2021-09-27 19:43:57 | ビジネス

日経新聞に「中国の本音と建て前」を感じさせる、記事があった。
日経新聞:中国で深刻な電力不足 アップル、テスラ向け工場停止

中国で深刻な電力不足に陥っているとは、知らなかった。
まして世界的な企業の工場を停止させるほど、電力不足に陥っていたとは!という、印象の見出しだが、本当にそれほどひどい電力不足になっているのだろうか?と、疑問に感じられた方も多いのでは?

むしろ、中国が米国に対する嫌がらせ、だと考える方が自然なのではないだろうか?
というのも、先日中国は、TPPの加盟を表明した。
その直後、台湾もTPPの加盟を発表した。
ご存じのように、中国は台湾のTPP加盟を批難している。
理由は「台湾は中国の一部なのだから、単独でTPP加盟をすることは認められない」からだ。

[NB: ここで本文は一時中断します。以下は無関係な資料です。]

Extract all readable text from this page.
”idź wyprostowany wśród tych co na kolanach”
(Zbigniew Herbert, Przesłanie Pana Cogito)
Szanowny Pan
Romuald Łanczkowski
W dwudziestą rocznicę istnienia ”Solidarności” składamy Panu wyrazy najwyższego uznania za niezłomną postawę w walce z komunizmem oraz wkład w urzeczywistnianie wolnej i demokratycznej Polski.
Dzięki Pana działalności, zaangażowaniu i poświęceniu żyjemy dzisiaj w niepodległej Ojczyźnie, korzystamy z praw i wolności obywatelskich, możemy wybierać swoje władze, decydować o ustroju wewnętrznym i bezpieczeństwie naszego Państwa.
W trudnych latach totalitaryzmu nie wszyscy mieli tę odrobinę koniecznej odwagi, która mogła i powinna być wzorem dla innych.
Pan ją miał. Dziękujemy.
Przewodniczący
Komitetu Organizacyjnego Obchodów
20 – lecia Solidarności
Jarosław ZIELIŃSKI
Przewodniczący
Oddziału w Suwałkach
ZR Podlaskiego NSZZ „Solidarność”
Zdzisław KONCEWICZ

しかしながら、米国は台湾のTPP加盟を歓迎する、と発表した。
その報復措置として、米国企業の中でも社会的影響力のあるアップルとテスラの2社の製造工場の停止を、発表したのではないだろうか?
もちろん、そのような本音を言ってしまえば、中国に対して国際社会が文句を言うだろう。
それが分かっているから、電力不足という、以前から言われていた社会的インフラの問題としたのだろう、と想像できる。

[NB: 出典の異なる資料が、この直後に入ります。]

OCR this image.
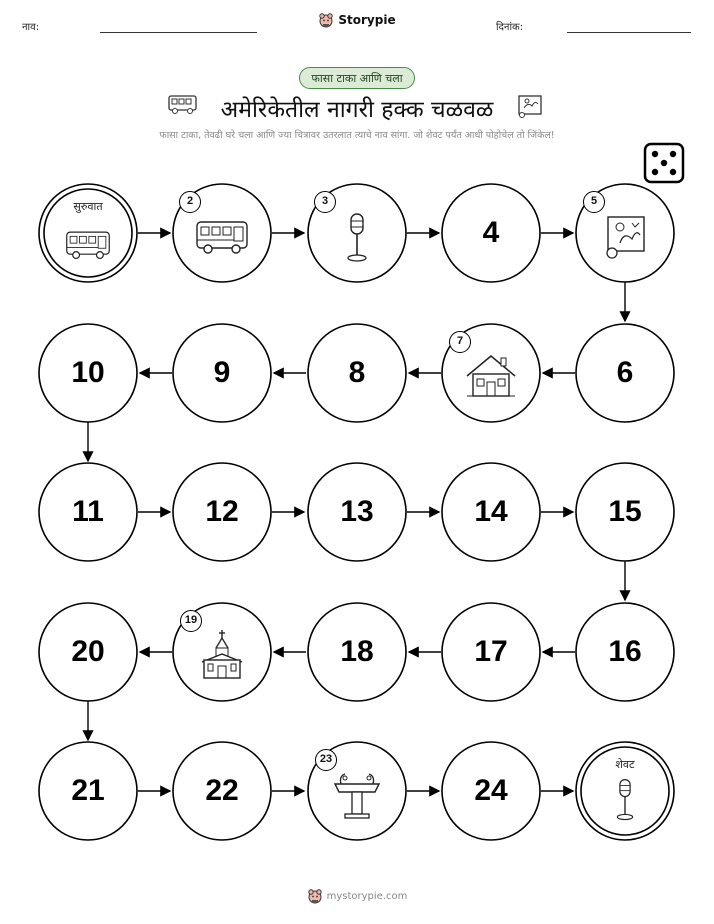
नाव:
Storypie
दिनांक:
फासा टाका आणि चला
अमेरिकेतील नागरी हक्क चळवळ
फासा टाका, तेवढी घरे चला आणि ज्या चित्रावर उतरलात त्याचे नाव सांगा. जो शेवट पर्यंत आधी पोहोचेल तो जिंकेल!
सुरुवात
शेवट
4
6
8
9
10
11	12	13	14	15
16
17
18
20
21	22	24
2	3	5
7
19
23
mystorypie.com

他にも中国が積極的に進めている軍備に対して、米国・豪州・インド等が懸念を表明している。
近いうちにこの3か国の他に、カナダや中国と国境でもめているベトナム等も加わるかもしれない。
軍備という点だけではなく、TPPのような経済圏を作ろうとしている中で、中国の存在は他の国々からは歓迎されない状況になるかもしれない。
そのような状況になった時、中国側は「世界の工場」として、国内にある海外企業の操業停止をさせてくる可能性もあるのでは?
相当悲観的な予測なので、このような状況になるとは限らないが、そのリスクは想定すべきかもしれない。

そのようなリスクを想定した時、米国企業は、中国以外の人件費の安いアジアの国への工場移転を、考えるかもしれないし、場合によっては米国内に新しい工場建設ということを考えるようになるかもしれない。
米国内で工場をつくるとすれば、トランプ氏の大票田であった「ラストベルト」と言われた、中西部だろう。
今でもこの地域は、経済的問題の中でも雇用という問題を抱えている。
安価の製品とはならないにしても、今や工業製品のほとんどは。人の手でつくられているわけではない。
オートメーション化された工場の中で、ロボットのオペレーションの為の雇用、ということになるはずだ。
生産拠点の一部を米国に移し、雇用を創り出すようになれば、バイデン政権にとってもプラス材料となるだろう。
ましてその地域が、共和党の大票田の地域だとすればどうだろう?

アップルやテスラにとって工場停止は、手痛いコトだと思う。
だが、見方を変えれば中国の報復措置のような今回の工場停止、という判断は良かったのだろうか?